DIY Undies by Monica Bravo

Make your own cute underwear, plus learn tips for working with stretch knit and elastic.


Stretch knit fabric (such as stretch satin, tricot or jersey knit)

Knit cotton scrap (crotch lining)

1/2"-wide fold-over elastic (amount depends on measurements)

2 3/4"-wide stretch lace (amount depends on measurements)

Pair of well-fitting ready-made panties

All-purpose thread

Removable fabric marker

Ballpoint needle

Flexible measuring tape

Pattern or copy paper

Small piece of cardboard

Pattern weights


Select fabric similar in weight and degree of stretch to the ready-made panties. To determine the degree of stretch, take a fold of fabric several inches away from the edge. Stretch 4" of the fabric along a ruler. Every inch the fabric stretches is 25% of stretch. For example, if 4" of fabric stretches to 6" along a ruler, it has 50% stretch.

Measure the panty elastics at the leg openings and upper edge. Cut the fold-over elastic and stretch lace according to the corresponding measurements, including 1/4" seam allowances.

Fold the panties in half along the center front and back.
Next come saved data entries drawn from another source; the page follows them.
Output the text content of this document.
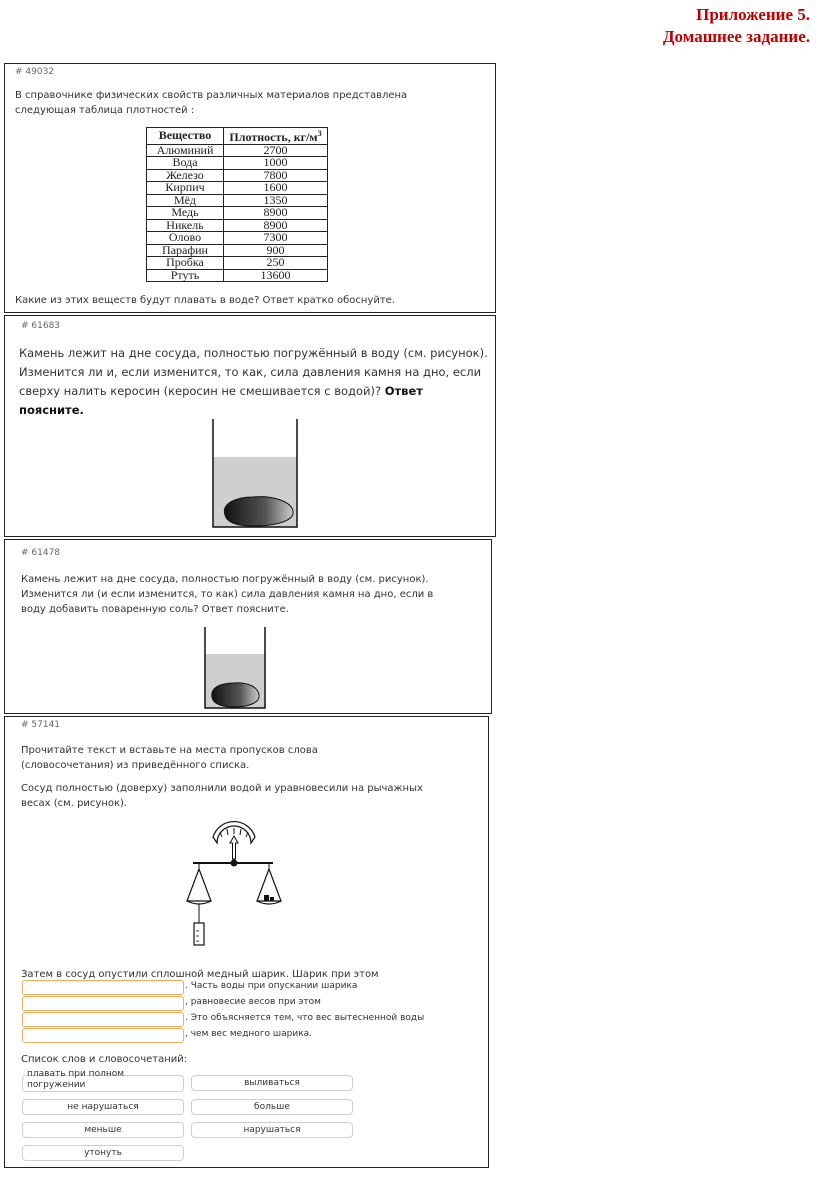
Приложение 5.
Домашнее задание.
# 49032
В справочнике физических свойств различных материалов представлена следующая таблица плотностей :
Вещество	Плотность, $кг/м^3$
Алюминий	2700
Вода	1000
Железо	7800
Кирпич	1600
Мёд	1350
Медь	8900
Никель	8900
Олово	7300
Парафин	900
Пробка	250
Ртуть	13600
Какие из этих веществ будут плавать в воде? Ответ кратко обоснуйте.
# 61683
Камень лежит на дне сосуда, полностью погружённый в воду (см. рисунок). Изменится ли и, если изменится, то как, сила давления камня на дно, если сверху налить керосин (керосин не смешивается с водой)? Ответ поясните.
# 61478
Камень лежит на дне сосуда, полностью погружённый в воду (см. рисунок). Изменится ли (и если изменится, то как) сила давления камня на дно, если в воду добавить поваренную соль? Ответ поясните.
# 57141
Прочитайте текст и вставьте на места пропусков слова (словосочетания) из приведённого списка.
Сосуд полностью (доверху) заполнили водой и уравновесили на рычажных весах (см. рисунок).
Затем в сосуд опустили сплошной медный шарик. Шарик при этом
. Часть воды при опускании шарика
, равновесие весов при этом
. Это объясняется тем, что вес вытесненной воды
, чем вес медного шарика.
Список слов и словосочетаний:
плавать при полном погружении	выливаться
не нарушаться	больше
меньше	нарушаться
утонуть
Place a piece of paper over a piece of cardboard. Place the panties over the paper; secure using pattern weights.

Trace the panties perimeter by piercing through the fabric and into the cardboard using a pin. Trace the side seam to create a back piece on the fold, front piece on the fold and a separate crotch piece. If the panty doesn't have a side seam, fold them in half and pin-mark the desired side seam; unfold, and then pin-trace the new side seam. Unfold the panties to trace the crotch piece.

Connect the pin-traced lines using a pen or pencil. Walk the seams to ensure the pattern measurements are correct. Placing the measuring tape on its side, measure each seam to ensure connecting seams are the same length; adjust as necessary (1). 

Add 1/4" seam allowances to the side and crotch seams, but not the upper edge or leg openings.  

Note the stretch direction, fabric degree of stretch, and amount of elastics needed for the leg and waist on the pattern pieces. Cut out the pattern pieces.

From the stretch knit, cut one front on the fold, one back on the fold and one crotch piece.

From the cotton knit, cut one crotch piece.


Add any desired embellishments before constructing the panties. This could include appliqués, lace detail or color blocking. 

With right sides together, align the crotch and back-panty pieces along the crotch edge. Align the cotton crotch-piece right side with the back-panty wrong side at the crotch edge; pin parallel to the raw edges.

Roll the back-panty piece between the crotch pieces. With right sides together, align the crotch and front-panty piece along the crotch edge. Align the cotton crotch-piece right side with the front-panty wrong side along the crotch edge; pin parallel to the raw edges (2). 

Select a medium zigzag, overlock or backward blind hem stitch on the machine. Stitch each crotch seam. Turn the crotch right side out; press.

With right sides together, align the front and back along the side seams; stitch using an overlock stitch.

With right sides together, fold the elastic in half widthwise. Stitch the short edges using a straight stitch and 1/4" seam allowance. Seal the elastic edges using a flame, being careful not to burn the elastic.

Quarter-mark the elastic circle and one panty leg opening. Aligning the fabric edge with the elastic center, fold the elastic over the leg-opening edge at the quarter marks. Select a medium zigzag or other stretch stitch on the machine. Beginning at one quarter mark, stitch along the elastic edge. Stretch the elastic to fit the leg opening, and then ease back slightly.

Repeat to apply fold-over elastic to the remaining leg opening.

With right sides together, fold the stretch lace in half widthwise; stitch. Quarter-mark the lace and the panty upper edge. Position the lace over the panties with right sides facing up, aligning the upper edges and the lace seam with one side seam.

Using a zigzag stitch, stitch a straight line 1/4" from the lace lower edge, stretching the lace to fit the panty edge. Cut away the panty fabric from behind the lace next to the stitching line (3).